(for Josh)
(I know I’d planned other topics and they’ll happen here eventually, but this one wrote itself today)
“With music, repetition is the prerequisite to love.”
As a college freshman, I didn’t know that my music professor was one of the preeminent music historians of his time. As an aspiring writer, what I did know was that Professor Richard Taruskin had a knack for a beautiful phrase on a syllabus. Repetition as the prerequisite to love. It’s a phrase that I stared at over and over, as I listened to those four beige Music 27 cassettes (also known as “clapping for credit”), pressing play, and rewind, and play again. I didn’t know that repetition would be essential for me as a writer, too.
Repeating something that much in order to love it? It seems counterintuitive. And of course repetition is necessary, as even Josh (composer of avant-garde music that he is) would tell you. Of course it’s all about repetition, any fan of pop music would tell you: just three chords for the truth. Our ears love, even crave, repetition.
I am thinking about repetition today, feeling what a privilege it is to learn beautiful music by performing it. Repetition is crucial: learning it note by note, measure by measure, rest by rest, movement by movement. And then the rehearsals: over and over and over, until the music has inscribed new pathways in your muscles and your brain. I can still sing beautiful pieces of music to myself, even the tenor and bass parts—a moveable feast.
*****
I have to amend my professor’s saying: if repetition is the prerequisite to love, interruption of the repetition is the prerequisite to memory.

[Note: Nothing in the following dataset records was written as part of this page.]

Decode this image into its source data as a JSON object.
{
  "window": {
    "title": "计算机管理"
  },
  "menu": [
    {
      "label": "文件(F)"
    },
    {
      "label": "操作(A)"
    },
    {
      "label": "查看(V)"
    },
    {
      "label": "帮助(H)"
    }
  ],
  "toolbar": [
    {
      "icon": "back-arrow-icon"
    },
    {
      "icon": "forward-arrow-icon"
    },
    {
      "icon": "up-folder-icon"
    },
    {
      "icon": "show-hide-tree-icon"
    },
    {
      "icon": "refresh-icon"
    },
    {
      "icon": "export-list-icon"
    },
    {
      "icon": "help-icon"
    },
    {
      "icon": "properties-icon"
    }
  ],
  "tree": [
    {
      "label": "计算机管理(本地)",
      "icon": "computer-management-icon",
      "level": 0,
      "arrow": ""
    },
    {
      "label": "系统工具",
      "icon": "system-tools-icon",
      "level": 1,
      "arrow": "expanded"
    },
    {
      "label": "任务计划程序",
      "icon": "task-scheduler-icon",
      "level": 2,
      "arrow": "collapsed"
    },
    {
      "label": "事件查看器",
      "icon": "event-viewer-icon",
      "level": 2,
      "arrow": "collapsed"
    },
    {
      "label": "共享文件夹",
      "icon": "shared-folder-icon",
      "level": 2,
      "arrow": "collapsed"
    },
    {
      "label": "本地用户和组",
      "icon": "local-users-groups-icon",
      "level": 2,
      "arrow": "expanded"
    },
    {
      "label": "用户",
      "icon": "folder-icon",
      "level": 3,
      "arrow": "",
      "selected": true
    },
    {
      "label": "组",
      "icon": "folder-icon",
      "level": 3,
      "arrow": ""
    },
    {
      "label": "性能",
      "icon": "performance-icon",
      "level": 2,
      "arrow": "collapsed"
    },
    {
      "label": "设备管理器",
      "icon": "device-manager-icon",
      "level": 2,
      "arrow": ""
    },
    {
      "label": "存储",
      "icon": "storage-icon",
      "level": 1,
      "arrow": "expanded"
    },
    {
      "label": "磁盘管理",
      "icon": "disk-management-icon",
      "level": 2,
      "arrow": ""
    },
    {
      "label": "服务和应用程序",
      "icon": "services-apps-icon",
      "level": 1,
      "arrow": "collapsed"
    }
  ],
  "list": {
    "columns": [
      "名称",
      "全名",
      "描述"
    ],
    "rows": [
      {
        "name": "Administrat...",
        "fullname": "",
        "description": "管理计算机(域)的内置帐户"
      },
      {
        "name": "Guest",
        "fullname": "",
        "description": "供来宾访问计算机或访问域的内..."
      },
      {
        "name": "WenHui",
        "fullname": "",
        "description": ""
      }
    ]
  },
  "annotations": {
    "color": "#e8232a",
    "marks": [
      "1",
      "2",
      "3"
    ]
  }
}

I am listening to Gabriel Fauré’s Requiem, the first big choral piece I ever sang in college with the UC Women’s Chorale. As a mostly amateur chorus, it’s amazing that we got to perform what we did in those four years: requiems, Carmina Burana, strange swooping songs set to e.e. cummings poetry, Croatian and French folk songs. Few of us were music majors. When I auditioned, I could barely read music. But somehow I got in, and it’s the Requiem that I remember the most.
In Chorale I learned something about alto pride. Those sopranos taking all the pretty melody, getting all the attention? Forget them! Altos get to sing down into our chests; we feel the buzz, we feel the burn. We got to perform most of our range in the Requiem, which is a mass, as in a religious mass for dead souls, usually performed at a funeral. As an alto, I love Fauré for how he gave us most of a movement (the Offertory), a duet with tenors–how often do altos get their own movement? Then again, in the Sanctus movement, I get a little upset with Fauré for letting those sopranos go on and on, floating like little cherubim, making us altos wait for rests and rests and pages and chiming in with one measly little note at the end of the movement. I can just about forgive him, though, for giving the sopranos that one beautiful high note of “lux,” light, a cappella in Paradisum, opening the door to light for the rest of us.
Then oh, the “Libera Me” movement. At dress rehearsal we had just finished singing the Dies Irae. It’s about the shaking of the earth, about God’s wrath and anger, the day of “exceeding bitterness.” Then someone rushed into the practice space at the church, telling us that we had to leave. The Rodney King verdict had been released that week: the telephone pole outside the church was on fire.
People were looting and breaking windows on Telegraph Avenue. In the crowded car ride back to our dorm, I glanced once down that street. Police officers in riot gear stood at every corner. It was nothing like the tie-dye shirts, free love, and bookstore-crowded street that had convinced me to attend Cal. Frightened groups of us sang the Offertory softly to ourselves in the car, all the way back to our dorms. It’s a plea, and it’s an offering. That night music was what we had to counter the broken glass on the sidewalk, the barricades next to our place of higher education.
Few of us understood what was at stake that day, I think. But that music and that moment repeats itself for me over and over, as I ask myself why I write. I write to exorcise the fear that came from that day. I write to tell the stories that we repeatedly suppress. I write to answer the questions about justice that came from that day. I want to keep those impulses in my muscle memory; it’s something that only music could have taught me.